Indians are always obsessed with keeping foreign influences at bay, though I can't imagine why - it is hard to think of any big country less likely to become Westernised overnight. After the first thrill of watching Hollywood blockbusters or drinking Pepsi-Cola, the masses are reported to be going back to Bombay saris-with-songs movies and Thums Up, the local brew.

All the same, some Indians are upset at the high profile of foreign brand names during celebrations to mark the 50th anniversary of independence. Western multinationals such as Pepsi, Colgate-Palmolive and Viacom, which owns MTV, have leapt in to sponsor events and pepper local television with advertisements congratulating India on its freedom.

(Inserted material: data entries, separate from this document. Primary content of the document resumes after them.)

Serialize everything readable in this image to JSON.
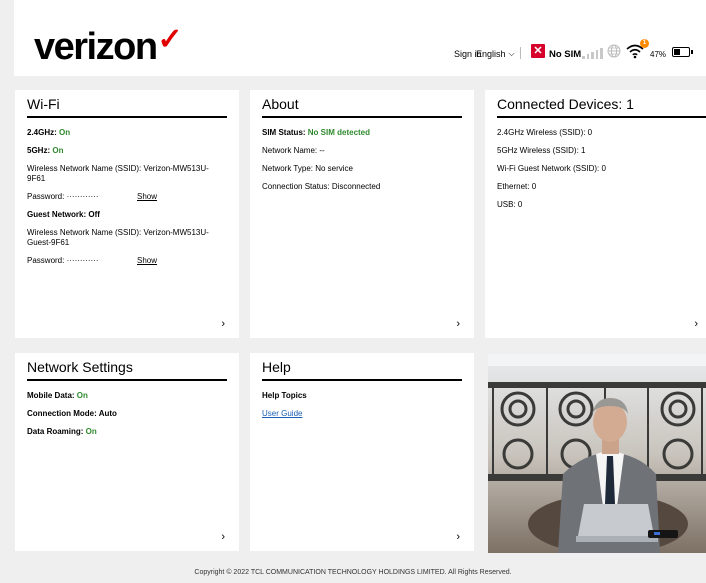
{
  "header": {
    "brand": "verizon",
    "brand_mark": "✓",
    "sign_in": "Sign in",
    "language": "English",
    "sim_status": "No SIM",
    "battery": "47%",
    "battery_level": 0.47,
    "wifi_badge": "1"
  },
  "wifi": {
    "title": "Wi-Fi",
    "band24_label": "2.4GHz: ",
    "band24_value": "On",
    "band5_label": "5GHz: ",
    "band5_value": "On",
    "ssid": "Wireless Network Name (SSID): Verizon-MW513U-9F61",
    "password": "Password: ············",
    "show": "Show",
    "guest_label": "Guest Network: Off",
    "guest_ssid": "Wireless Network Name (SSID): Verizon-MW513U-Guest-9F61",
    "guest_password": "Password: ············",
    "guest_show": "Show",
    "arrow": "›"
  },
  "about": {
    "title": "About",
    "sim_label": "SIM Status: ",
    "sim_value": "No SIM detected",
    "network_name": "Network Name: --",
    "network_type": "Network Type: No service",
    "connection_status": "Connection Status: Disconnected",
    "arrow": "›"
  },
  "devices": {
    "title": "Connected Devices: 1",
    "ssid24": "2.4GHz Wireless (SSID): 0",
    "ssid5": "5GHz Wireless (SSID): 1",
    "guest": "Wi-Fi Guest Network (SSID): 0",
    "ethernet": "Ethernet: 0",
    "usb": "USB: 0",
    "arrow": "›"
  },
  "network": {
    "title": "Network Settings",
    "mobile_label": "Mobile Data: ",
    "mobile_value": "On",
    "connection_mode": "Connection Mode: Auto",
    "roaming_label": "Data Roaming: ",
    "roaming_value": "On",
    "arrow": "›"
  },
  "help": {
    "title": "Help",
    "topics": "Help Topics",
    "user_guide": "User Guide",
    "arrow": "›"
  },
  "footer": {
    "copyright": "Copyright © 2022 TCL COMMUNICATION TECHNOLOGY HOLDINGS LIMITED. All Rights Reserved."
  },
  "colors": {
    "brand_red": "#e00000",
    "status_green": "#2f8a2f",
    "link_blue": "#1a5fb4",
    "wifi_badge_orange": "#ff8a00"
  }
}
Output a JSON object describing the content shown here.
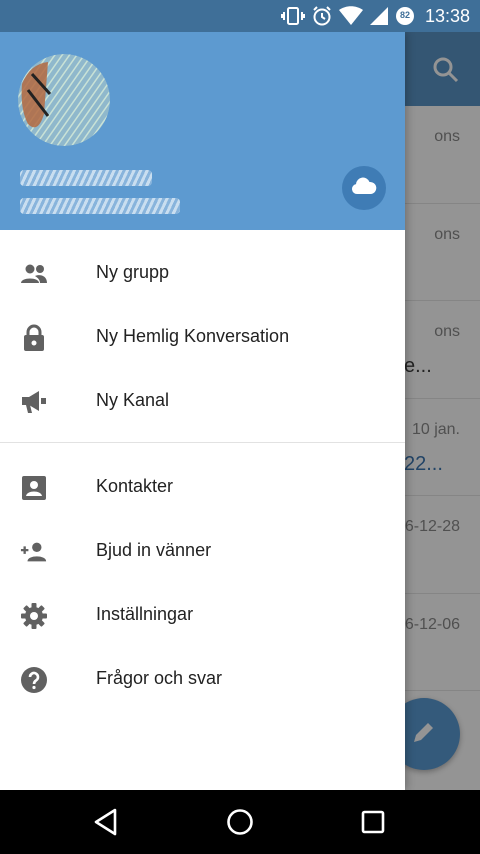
{
  "status_bar": {
    "time": "13:38",
    "icons": [
      "vibrate-icon",
      "alarm-icon",
      "wifi-icon",
      "signal-icon",
      "battery-icon"
    ],
    "battery_level": "82"
  },
  "background_chats": [
    {
      "date": "ons",
      "snippet": ""
    },
    {
      "date": "ons",
      "snippet": ""
    },
    {
      "date": "ons",
      "snippet": "e..."
    },
    {
      "date": "10 jan.",
      "snippet": "22..."
    },
    {
      "date": "6-12-28",
      "snippet": ""
    },
    {
      "date": "6-12-06",
      "snippet": ""
    }
  ],
  "drawer": {
    "menu": [
      {
        "label": "Ny grupp",
        "icon": "group-icon"
      },
      {
        "label": "Ny Hemlig Konversation",
        "icon": "lock-icon"
      },
      {
        "label": "Ny Kanal",
        "icon": "megaphone-icon"
      },
      {
        "label": "Kontakter",
        "icon": "contacts-icon"
      },
      {
        "label": "Bjud in vänner",
        "icon": "add-person-icon"
      },
      {
        "label": "Inställningar",
        "icon": "gear-icon"
      },
      {
        "label": "Frågor och svar",
        "icon": "help-icon"
      }
    ]
  },
  "colors": {
    "header": "#5d9ad0",
    "toolbar": "#5b95c6",
    "status_bar": "#3f6f98",
    "icon_gray": "#616161"
  }
}
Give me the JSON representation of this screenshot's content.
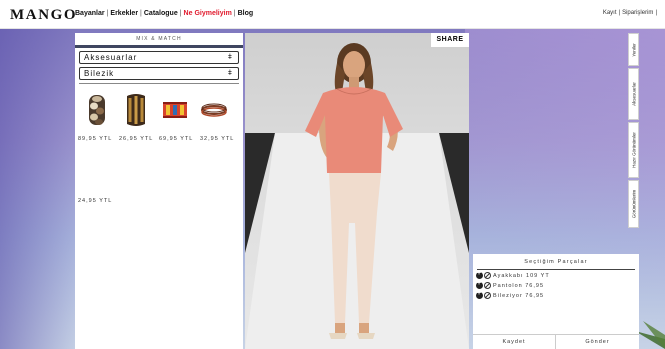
{
  "header": {
    "logo": "MANGO",
    "nav": [
      "Bayanlar",
      "Erkekler",
      "Catalogue",
      "Ne Giymeliyim",
      "Blog"
    ],
    "nav_highlight": "Ne Giymeliyim",
    "links": [
      "Kayıt",
      "Siparişlerim"
    ],
    "separator": "|"
  },
  "mix_match": {
    "title": "MIX & MATCH",
    "category_select": "Aksesuarlar",
    "subcategory_select": "Bilezik",
    "caret": "ǂ",
    "products": [
      {
        "icon": "beaded-bracelet-icon",
        "price": "89,95 YTL"
      },
      {
        "icon": "wood-cuff-icon",
        "price": "26,95 YTL"
      },
      {
        "icon": "embroidered-cuff-icon",
        "price": "69,95 YTL"
      },
      {
        "icon": "thin-bangles-icon",
        "price": "32,95 YTL"
      },
      {
        "icon": "",
        "price": "24,95 YTL"
      }
    ]
  },
  "model": {
    "share_label": "SHARE"
  },
  "side_tabs": [
    "Yeniler",
    "Aksesuarlar",
    "Hazır Görünümler",
    "Görünümlerim"
  ],
  "selected": {
    "title": "Seçtiğim Parçalar",
    "items": [
      "Ayakkabı 109 YT",
      "Pantolon 76,95",
      "Bileziyor 76,95"
    ],
    "save_label": "Kaydet",
    "send_label": "Gönder"
  },
  "colors": {
    "highlight": "#e0192c",
    "panel_rule": "#3f4660",
    "blouse": "#e98a78",
    "trousers": "#f0dccd"
  }
}
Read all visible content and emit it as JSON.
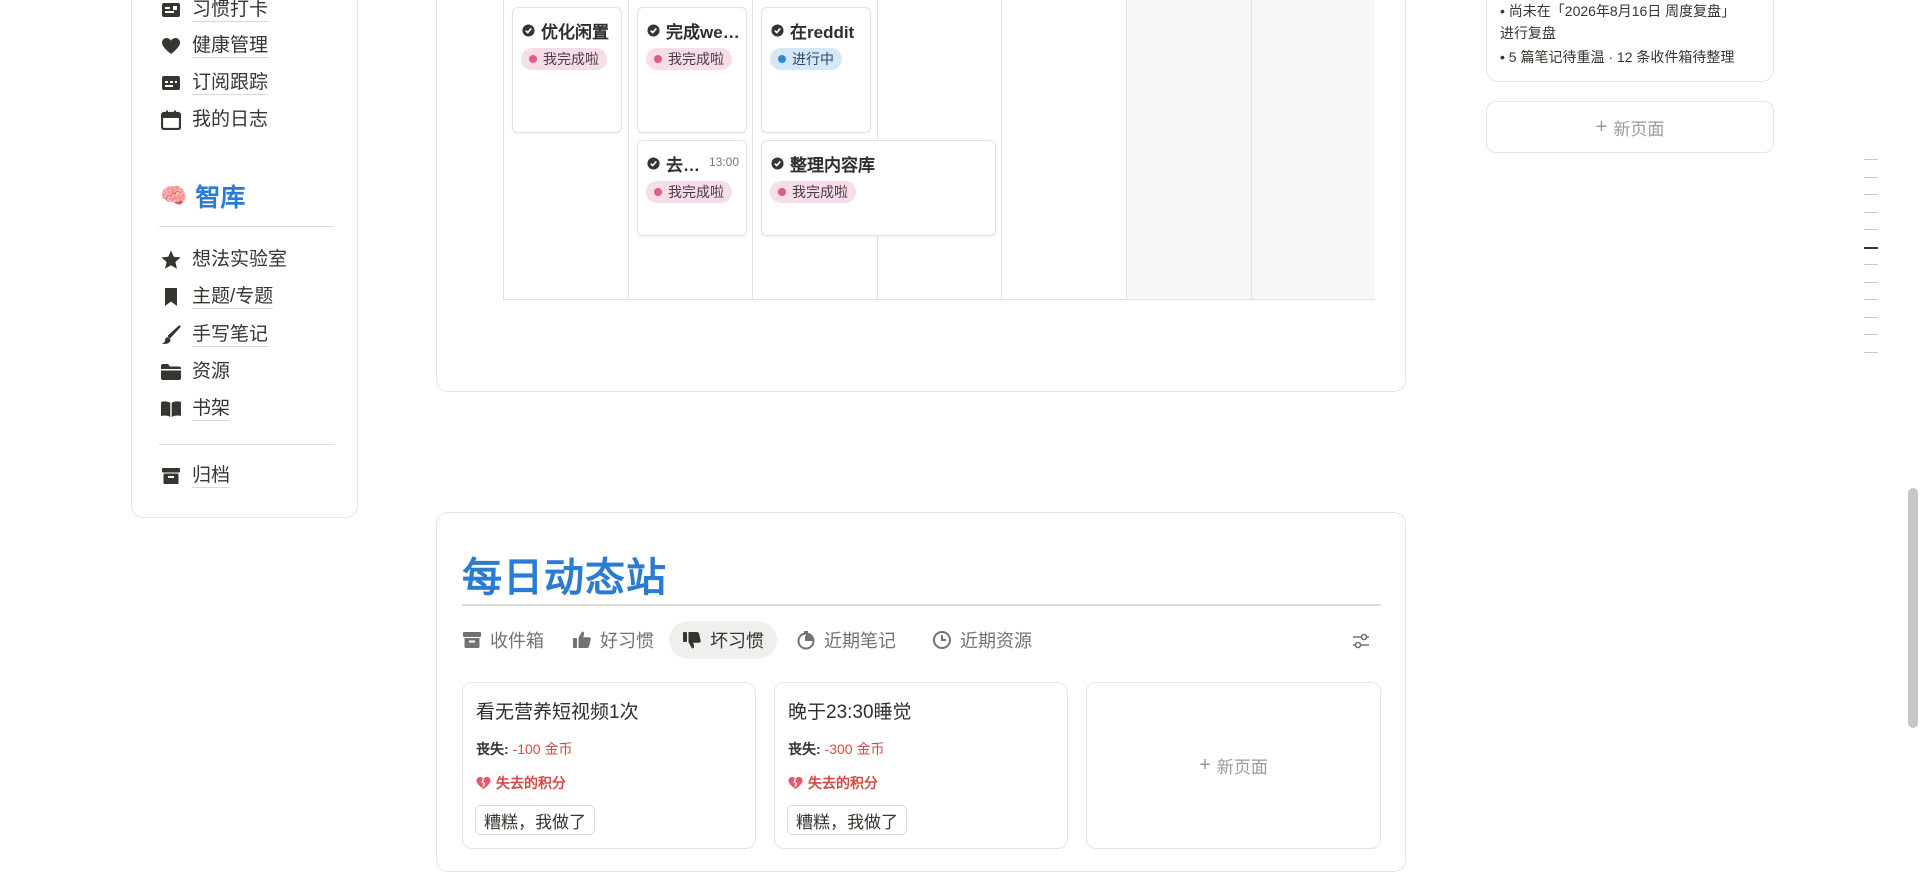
{
  "sidebar": {
    "items_top": [
      {
        "label": "习惯打卡",
        "icon": "habit-card-icon"
      },
      {
        "label": "健康管理",
        "icon": "heart-icon"
      },
      {
        "label": "订阅跟踪",
        "icon": "subscription-icon"
      },
      {
        "label": "我的日志",
        "icon": "calendar-icon"
      }
    ],
    "section_title": "智库",
    "section_emoji": "🧠",
    "items_mid": [
      {
        "label": "想法实验室",
        "icon": "star-icon"
      },
      {
        "label": "主题/专题",
        "icon": "bookmark-icon"
      },
      {
        "label": "手写笔记",
        "icon": "brush-icon"
      },
      {
        "label": "资源",
        "icon": "folder-icon"
      },
      {
        "label": "书架",
        "icon": "book-icon"
      }
    ],
    "items_bottom": [
      {
        "label": "归档",
        "icon": "archive-icon"
      }
    ]
  },
  "calendar": {
    "events": [
      {
        "title": "优化闲置",
        "status": "我完成啦"
      },
      {
        "title": "完成week",
        "status": "我完成啦"
      },
      {
        "title": "在reddit",
        "status": "进行中"
      },
      {
        "title": "去跑步",
        "time": "13:00",
        "status": "我完成啦"
      },
      {
        "title": "整理内容库",
        "status": "我完成啦"
      }
    ]
  },
  "info": {
    "line1": "• 尚未在「2026年8月16日 周度复盘」",
    "line2": "进行复盘",
    "line3": "• 5 篇笔记待重温 · 12 条收件箱待整理",
    "new_page": "新页面"
  },
  "daily": {
    "title": "每日动态站",
    "tabs": [
      {
        "label": "收件箱",
        "icon": "inbox-icon"
      },
      {
        "label": "好习惯",
        "icon": "thumbs-up-icon"
      },
      {
        "label": "坏习惯",
        "icon": "thumbs-down-icon"
      },
      {
        "label": "近期笔记",
        "icon": "timer-icon"
      },
      {
        "label": "近期资源",
        "icon": "clock-icon"
      }
    ],
    "cards": [
      {
        "title": "看无营养短视频1次",
        "loss_label": "丧失:",
        "loss_value": "-100 金币",
        "points": "失去的积分",
        "action": "糟糕，我做了"
      },
      {
        "title": "晚于23:30睡觉",
        "loss_label": "丧失:",
        "loss_value": "-300 金币",
        "points": "失去的积分",
        "action": "糟糕，我做了"
      }
    ],
    "new_page": "新页面"
  },
  "colors": {
    "accent": "#2b7bd0",
    "done_tag": "#f6dde7",
    "progress_tag": "#d6e8f7",
    "loss": "#d44c47"
  }
}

MTV has attracted particular criticism for its logo, which uses saffron, white and green, the three colours of the national flag. "This has to stop immediately," said Deepika Chikhalia, an MP for the Hindu nationalist Bharatiya Janata Party. "Imagine watching a Samantha Fox number with the tricolour on top of it."

Samantha Fox? I dimly remember her having a crack at a pop career here, but I didn't realise she was still going strong in the subcontinent. It puts the hatred of things foreign into perspective: if Indians imagine that ex-Page Three songbirds are the best we have to offer, it is not surprising that they want nothing to do with us.

Doggie dinner

Life in la-la land, part 93: Associated Press tells us that Flossie Torgerson, 74, whose beloved Chihuahua, Babette, was eaten by a 7ft boa constrictor before her eyes, has refused all offers to replace the dog and says she'll fight for rules that would keep wild animals out of Los Angeles.

My first reaction was that only in LA could anyone imagine that snakes would take heed of city council ordinances, but of course she was talking about their owners. Read on, though, and you start to wonder whether it might not make more sense to legislate for the pets rather than their keepers.

Mrs Torgerson said a man who identified himself only as Angus phoned her and said the boa was his. "He said he wanted his baby back. I went to pieces, just hearing his voice. I couldn't talk to him any more. He told my friend he would pay for the dog."

It happens!

As THE hapless Mir cosmonauts are debriefed after returning from their disastrous six months in the space station, Russian scientists are telling us that we should stop making such a big thing out of all their mishaps.

The Russian space culture is simply different, they argue. While the Americans rehearse in neurotic detail for their brief sojourns off the planet, the Russians are up there all the time. They are used to doing running repairs when things go wrong; maintenance rather than replacement is the name of the game.

Nonsense, snorts my friend, a long-term resident of Russia. "This is a country where people fly in planes which should have been grounded with metal fatigue 20 years ago, where balconies drop off apartment buildings, killing people below, and everyone just shrugs," she says. "It's summed up by the term Bivaet - 'It happens'. Forget different approaches to engineering: it's just Asian fatalism." I hope the next US astronaut heading for Mir doesn't read this.